肖克岚这一仗打下来感觉酣畅淋漓,觉得经络也舒畅了许多,喘了几口气,目光落在身旁不停嘟囔的孙秀娥身上。思绪停顿片刻,忽然冲上去一把将人拥入怀里。

“娘子,你放心,下一回我一定能考上!”

孙秀娥推了推他,但没推开,“我刚拧干的……”

她话没说话便被肖克岚扛了起来。

等会儿,这是朝屋里走?

“等下,你洗干净没啊?先放我下来。
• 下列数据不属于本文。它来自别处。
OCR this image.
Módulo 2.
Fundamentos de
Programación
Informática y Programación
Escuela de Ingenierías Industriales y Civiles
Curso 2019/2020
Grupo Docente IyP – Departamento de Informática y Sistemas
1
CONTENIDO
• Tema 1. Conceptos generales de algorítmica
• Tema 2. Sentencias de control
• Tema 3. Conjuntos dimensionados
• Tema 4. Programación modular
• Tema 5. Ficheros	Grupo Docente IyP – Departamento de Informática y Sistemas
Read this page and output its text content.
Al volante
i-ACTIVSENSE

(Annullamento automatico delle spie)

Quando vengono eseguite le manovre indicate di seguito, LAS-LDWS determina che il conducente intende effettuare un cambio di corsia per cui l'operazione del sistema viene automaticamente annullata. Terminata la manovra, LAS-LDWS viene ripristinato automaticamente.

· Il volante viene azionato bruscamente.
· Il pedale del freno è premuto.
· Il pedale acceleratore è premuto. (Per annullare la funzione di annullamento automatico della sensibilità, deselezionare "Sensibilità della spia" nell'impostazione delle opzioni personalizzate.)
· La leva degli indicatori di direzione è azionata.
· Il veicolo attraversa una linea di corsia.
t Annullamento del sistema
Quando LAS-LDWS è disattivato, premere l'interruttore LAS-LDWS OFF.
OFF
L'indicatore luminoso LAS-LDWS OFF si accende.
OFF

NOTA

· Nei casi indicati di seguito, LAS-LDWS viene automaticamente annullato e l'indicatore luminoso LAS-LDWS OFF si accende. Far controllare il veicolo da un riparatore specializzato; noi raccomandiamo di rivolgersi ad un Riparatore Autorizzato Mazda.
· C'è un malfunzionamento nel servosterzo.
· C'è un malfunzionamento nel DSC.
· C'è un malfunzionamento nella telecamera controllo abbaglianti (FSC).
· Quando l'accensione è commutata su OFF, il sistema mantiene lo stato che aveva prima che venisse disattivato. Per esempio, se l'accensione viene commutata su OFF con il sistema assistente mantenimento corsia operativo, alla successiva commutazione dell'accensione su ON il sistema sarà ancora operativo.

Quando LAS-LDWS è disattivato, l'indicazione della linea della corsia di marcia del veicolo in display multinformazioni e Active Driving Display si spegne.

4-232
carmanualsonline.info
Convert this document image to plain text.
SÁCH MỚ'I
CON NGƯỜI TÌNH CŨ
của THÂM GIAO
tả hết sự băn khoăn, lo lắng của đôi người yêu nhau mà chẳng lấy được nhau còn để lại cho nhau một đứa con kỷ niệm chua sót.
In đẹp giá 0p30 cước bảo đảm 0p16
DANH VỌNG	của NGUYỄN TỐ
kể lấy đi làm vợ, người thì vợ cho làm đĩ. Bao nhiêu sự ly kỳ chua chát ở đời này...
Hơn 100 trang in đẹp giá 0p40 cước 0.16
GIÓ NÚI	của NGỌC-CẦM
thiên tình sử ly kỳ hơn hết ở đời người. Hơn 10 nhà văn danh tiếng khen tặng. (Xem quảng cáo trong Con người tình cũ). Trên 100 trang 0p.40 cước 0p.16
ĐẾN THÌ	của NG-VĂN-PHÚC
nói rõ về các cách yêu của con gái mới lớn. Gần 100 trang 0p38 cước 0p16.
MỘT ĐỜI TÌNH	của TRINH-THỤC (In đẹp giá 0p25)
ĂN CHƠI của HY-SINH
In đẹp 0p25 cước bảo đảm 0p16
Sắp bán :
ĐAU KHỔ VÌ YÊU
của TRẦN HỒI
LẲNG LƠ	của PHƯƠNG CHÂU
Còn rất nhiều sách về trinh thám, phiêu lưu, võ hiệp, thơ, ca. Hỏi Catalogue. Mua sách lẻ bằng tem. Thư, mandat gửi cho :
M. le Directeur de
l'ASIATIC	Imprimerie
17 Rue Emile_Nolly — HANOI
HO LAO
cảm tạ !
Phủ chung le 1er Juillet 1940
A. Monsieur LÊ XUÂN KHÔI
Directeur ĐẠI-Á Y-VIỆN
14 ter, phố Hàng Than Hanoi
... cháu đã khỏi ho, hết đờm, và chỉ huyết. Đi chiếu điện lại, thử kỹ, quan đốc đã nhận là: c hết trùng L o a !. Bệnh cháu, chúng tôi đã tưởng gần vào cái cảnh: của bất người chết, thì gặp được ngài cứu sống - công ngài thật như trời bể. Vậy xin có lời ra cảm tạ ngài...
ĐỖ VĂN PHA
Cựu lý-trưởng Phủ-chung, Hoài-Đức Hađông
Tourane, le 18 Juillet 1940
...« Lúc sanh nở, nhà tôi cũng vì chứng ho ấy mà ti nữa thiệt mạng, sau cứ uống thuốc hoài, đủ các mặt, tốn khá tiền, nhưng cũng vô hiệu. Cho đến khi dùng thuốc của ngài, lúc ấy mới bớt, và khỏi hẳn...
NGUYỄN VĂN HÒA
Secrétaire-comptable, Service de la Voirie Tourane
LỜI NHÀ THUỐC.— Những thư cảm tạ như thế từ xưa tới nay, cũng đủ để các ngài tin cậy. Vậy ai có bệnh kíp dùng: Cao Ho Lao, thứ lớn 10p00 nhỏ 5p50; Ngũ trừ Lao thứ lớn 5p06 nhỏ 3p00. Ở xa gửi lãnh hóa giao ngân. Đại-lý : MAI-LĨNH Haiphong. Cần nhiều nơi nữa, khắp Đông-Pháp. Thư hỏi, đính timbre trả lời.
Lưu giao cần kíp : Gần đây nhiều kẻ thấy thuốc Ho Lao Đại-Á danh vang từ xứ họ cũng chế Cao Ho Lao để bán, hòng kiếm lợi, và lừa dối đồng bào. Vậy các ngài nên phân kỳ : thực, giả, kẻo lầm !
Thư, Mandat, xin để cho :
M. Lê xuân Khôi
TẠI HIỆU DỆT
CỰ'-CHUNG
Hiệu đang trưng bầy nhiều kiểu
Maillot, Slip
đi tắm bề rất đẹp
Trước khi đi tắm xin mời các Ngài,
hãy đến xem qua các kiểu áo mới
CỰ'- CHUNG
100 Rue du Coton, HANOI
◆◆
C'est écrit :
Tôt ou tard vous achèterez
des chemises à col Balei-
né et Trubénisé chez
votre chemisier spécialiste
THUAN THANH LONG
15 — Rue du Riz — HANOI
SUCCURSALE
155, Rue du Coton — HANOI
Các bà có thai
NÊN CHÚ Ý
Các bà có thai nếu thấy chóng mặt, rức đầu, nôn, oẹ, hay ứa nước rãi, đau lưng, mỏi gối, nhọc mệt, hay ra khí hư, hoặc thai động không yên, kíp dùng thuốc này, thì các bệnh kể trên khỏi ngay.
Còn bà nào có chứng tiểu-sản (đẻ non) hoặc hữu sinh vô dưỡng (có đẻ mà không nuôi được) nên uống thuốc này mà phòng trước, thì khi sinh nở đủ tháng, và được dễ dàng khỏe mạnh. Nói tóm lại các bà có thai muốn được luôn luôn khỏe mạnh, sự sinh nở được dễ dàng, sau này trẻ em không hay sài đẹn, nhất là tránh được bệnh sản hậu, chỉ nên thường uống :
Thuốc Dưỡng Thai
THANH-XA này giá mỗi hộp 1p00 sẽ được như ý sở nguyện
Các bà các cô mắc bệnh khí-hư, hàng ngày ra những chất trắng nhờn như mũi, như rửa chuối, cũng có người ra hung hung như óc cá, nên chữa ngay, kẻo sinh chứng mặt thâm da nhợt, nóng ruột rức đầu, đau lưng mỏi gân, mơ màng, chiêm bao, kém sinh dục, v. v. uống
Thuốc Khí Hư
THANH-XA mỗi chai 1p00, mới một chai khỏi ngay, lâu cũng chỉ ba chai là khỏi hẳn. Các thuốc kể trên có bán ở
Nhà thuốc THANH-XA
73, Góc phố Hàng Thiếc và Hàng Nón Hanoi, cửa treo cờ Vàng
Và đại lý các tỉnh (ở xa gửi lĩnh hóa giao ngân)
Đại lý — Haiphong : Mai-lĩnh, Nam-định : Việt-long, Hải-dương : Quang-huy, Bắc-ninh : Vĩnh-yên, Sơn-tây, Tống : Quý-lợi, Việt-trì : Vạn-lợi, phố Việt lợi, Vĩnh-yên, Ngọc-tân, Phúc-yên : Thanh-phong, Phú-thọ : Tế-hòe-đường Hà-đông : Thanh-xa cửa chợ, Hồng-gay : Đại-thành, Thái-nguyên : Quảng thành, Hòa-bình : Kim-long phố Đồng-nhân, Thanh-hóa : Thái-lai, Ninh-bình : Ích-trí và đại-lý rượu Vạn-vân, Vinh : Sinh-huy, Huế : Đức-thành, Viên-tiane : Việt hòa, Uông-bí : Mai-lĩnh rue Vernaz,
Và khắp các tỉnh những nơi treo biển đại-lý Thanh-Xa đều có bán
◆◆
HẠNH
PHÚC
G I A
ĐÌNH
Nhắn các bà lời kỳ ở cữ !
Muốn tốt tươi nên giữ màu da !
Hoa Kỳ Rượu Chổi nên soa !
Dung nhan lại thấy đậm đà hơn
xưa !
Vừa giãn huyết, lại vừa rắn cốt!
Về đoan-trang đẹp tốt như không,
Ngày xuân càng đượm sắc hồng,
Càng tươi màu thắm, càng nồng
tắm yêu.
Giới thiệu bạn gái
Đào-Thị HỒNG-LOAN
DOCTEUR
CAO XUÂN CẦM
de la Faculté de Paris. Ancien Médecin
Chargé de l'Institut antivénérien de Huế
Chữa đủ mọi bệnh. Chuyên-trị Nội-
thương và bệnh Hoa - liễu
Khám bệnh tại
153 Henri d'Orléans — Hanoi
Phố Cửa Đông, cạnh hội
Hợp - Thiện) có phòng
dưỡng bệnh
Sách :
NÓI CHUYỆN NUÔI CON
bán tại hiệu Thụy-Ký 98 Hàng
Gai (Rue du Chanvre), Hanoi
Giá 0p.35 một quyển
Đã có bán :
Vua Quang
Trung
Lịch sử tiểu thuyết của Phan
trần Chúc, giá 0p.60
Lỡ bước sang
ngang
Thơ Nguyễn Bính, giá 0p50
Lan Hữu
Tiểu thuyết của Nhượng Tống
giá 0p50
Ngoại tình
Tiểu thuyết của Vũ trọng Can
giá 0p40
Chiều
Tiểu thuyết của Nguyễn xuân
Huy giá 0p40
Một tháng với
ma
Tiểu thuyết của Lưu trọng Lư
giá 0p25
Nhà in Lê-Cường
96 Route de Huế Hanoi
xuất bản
”

肖克岚是想回北屋的,听到话转了方向,朝着浴房走。

“没有,要不娘子帮我?”

“臭死了,你自己洗!”

……

昨晚**愉,孙秀娥醒来时天已经亮了,她缓缓坐起身,感觉身子有些酸痛发麻,脑袋也沉沉的。

走到铜镜前一看,脸也微红,估计是昨晚泼水受了凉。虽然后来在浴房泡了个热水澡,但肖克岚昨夜跟脱胎换骨一般折腾人,出来的时候热水也凉了。

她走到床边,试了试肖克岚额头上的温度,他倒是没受寒。

吃过了早膳,她喝了一碗丁家配的药酒,治风寒最是有效。出门前还叮嘱小翠,叫她等肖克岚起来吃过早膳后也喝一碗。

还没赶到酒馆,见着几个衙差向她走来:“正要找你呐孙掌柜。”

孙秀娥一脸懵,“何事?”

“昨日你家那位举人老爷和肖宴大闹街市,这大街小巷多处都留着他们的猪粪脚印,知府大人叫我们来拿人。”